I restructured the front-end code to enable multiple readout threads for EQ_USER equipment. Last summer I was definitively interrupted during
that work and left it in an half finished state, sorry for that.
The way it works now is illustrated in mtfe.c. You create N ring buffers and N threads via
for (int i=0 ; i<N ; i++) {
create_event_rb(i);
ss_thread_create(trigger_thread, (void*)(PTYPE)i);
}
then each readout thread accesses its own readout buffer
thread(...)
{
index = (int)(PTYPE)param;
signal_readout_thread_active(index, TRUE);
rbh = get_event_rbh(index);
while (is_readout_thread_enabled()) {
... read event and put it into ring buffer ...
}
signal_readout_thread_active(index, FALSE);
}
The is_readout_thread_enabled() and signal_readout_thread_active() are used by the framework to shut down gracefully threads correct at the end
of the program. This way each thread can close any hardware correctly.

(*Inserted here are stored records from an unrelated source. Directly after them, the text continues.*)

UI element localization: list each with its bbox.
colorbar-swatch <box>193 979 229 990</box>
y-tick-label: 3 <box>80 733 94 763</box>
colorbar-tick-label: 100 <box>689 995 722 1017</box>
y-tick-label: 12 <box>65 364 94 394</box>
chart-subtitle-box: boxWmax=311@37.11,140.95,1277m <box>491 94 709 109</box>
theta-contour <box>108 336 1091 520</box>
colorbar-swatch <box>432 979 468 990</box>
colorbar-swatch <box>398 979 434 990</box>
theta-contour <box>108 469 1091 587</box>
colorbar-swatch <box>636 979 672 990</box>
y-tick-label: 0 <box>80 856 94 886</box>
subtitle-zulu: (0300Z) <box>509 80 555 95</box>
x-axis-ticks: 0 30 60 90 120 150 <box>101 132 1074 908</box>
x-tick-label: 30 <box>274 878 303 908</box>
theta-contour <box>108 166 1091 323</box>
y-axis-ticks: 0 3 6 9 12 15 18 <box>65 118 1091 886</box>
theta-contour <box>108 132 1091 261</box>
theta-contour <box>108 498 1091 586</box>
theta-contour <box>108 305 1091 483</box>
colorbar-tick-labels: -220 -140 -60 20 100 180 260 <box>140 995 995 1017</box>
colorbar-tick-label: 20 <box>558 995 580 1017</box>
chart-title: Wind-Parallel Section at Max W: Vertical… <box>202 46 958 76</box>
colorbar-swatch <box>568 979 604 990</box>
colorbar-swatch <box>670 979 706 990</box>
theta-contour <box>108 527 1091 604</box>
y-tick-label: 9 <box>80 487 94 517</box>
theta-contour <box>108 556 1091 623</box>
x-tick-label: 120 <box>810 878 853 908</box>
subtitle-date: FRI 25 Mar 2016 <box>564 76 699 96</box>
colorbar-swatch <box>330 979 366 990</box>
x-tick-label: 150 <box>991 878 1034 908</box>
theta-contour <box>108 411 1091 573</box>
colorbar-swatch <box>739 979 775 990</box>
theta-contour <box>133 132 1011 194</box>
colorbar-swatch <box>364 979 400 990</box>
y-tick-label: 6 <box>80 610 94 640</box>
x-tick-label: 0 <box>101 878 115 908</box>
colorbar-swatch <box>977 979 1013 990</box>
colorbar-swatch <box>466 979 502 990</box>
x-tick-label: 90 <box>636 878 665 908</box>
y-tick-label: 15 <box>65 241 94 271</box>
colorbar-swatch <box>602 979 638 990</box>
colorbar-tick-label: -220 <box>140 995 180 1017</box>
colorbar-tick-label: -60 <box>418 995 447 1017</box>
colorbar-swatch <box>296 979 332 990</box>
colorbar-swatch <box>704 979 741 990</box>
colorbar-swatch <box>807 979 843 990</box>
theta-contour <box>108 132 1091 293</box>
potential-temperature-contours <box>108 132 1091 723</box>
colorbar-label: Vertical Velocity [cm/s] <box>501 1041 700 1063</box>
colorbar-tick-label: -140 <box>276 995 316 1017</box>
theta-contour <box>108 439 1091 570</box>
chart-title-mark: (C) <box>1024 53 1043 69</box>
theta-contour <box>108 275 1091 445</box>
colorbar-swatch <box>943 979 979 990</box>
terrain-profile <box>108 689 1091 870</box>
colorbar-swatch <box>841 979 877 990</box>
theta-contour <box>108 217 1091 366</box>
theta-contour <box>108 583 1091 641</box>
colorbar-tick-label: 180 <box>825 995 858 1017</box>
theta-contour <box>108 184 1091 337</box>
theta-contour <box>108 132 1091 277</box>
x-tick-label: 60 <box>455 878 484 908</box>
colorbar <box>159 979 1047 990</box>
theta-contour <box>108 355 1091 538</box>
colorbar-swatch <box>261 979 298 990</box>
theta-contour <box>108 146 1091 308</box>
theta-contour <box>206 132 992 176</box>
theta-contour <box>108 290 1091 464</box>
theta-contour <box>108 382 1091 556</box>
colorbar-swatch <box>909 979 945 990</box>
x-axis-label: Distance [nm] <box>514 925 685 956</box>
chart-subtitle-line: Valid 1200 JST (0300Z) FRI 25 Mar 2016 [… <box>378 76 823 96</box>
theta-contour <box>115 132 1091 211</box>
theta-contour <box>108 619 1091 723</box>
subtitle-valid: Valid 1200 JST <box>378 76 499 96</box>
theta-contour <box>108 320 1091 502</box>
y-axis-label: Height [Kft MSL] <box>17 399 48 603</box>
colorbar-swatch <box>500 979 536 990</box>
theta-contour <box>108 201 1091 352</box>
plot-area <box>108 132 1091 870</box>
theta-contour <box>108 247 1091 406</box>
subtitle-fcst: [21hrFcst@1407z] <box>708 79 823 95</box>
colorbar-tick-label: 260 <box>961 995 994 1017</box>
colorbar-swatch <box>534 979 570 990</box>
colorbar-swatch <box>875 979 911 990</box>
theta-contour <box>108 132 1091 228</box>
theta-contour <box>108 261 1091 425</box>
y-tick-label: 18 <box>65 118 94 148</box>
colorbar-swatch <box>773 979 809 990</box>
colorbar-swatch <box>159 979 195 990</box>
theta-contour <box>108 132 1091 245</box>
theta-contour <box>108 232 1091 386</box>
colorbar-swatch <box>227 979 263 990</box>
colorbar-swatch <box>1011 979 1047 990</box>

Note that no other thread management is done by the framework. In the old days with interrupt equipment, the framework disabled interrupts
when reading out periodic events, since that was necessary when using a single CAMAC crate for ADCs and scalers. This is obsolete now and not
needed any longer. It is now the responsibility of the user code to resolve hardware access conflicts between different threads (like using a local
mutex to access the same hardware). There is also no "readout when running" handling. If events should not be read out when the run is stopped,
the readout thread has to check to run status, or better the EOR routine should disable the hardware trigger and the BOR routine should re-enable
it. The readout threads will then poll for new events and just go to sleep if nothing is there.
I testes the mtfe.c program with 100 Hz and 1 MHz event rate on a dummy experiment (no hardware access) and it worked without problem.
Let me know if there is any issue left over.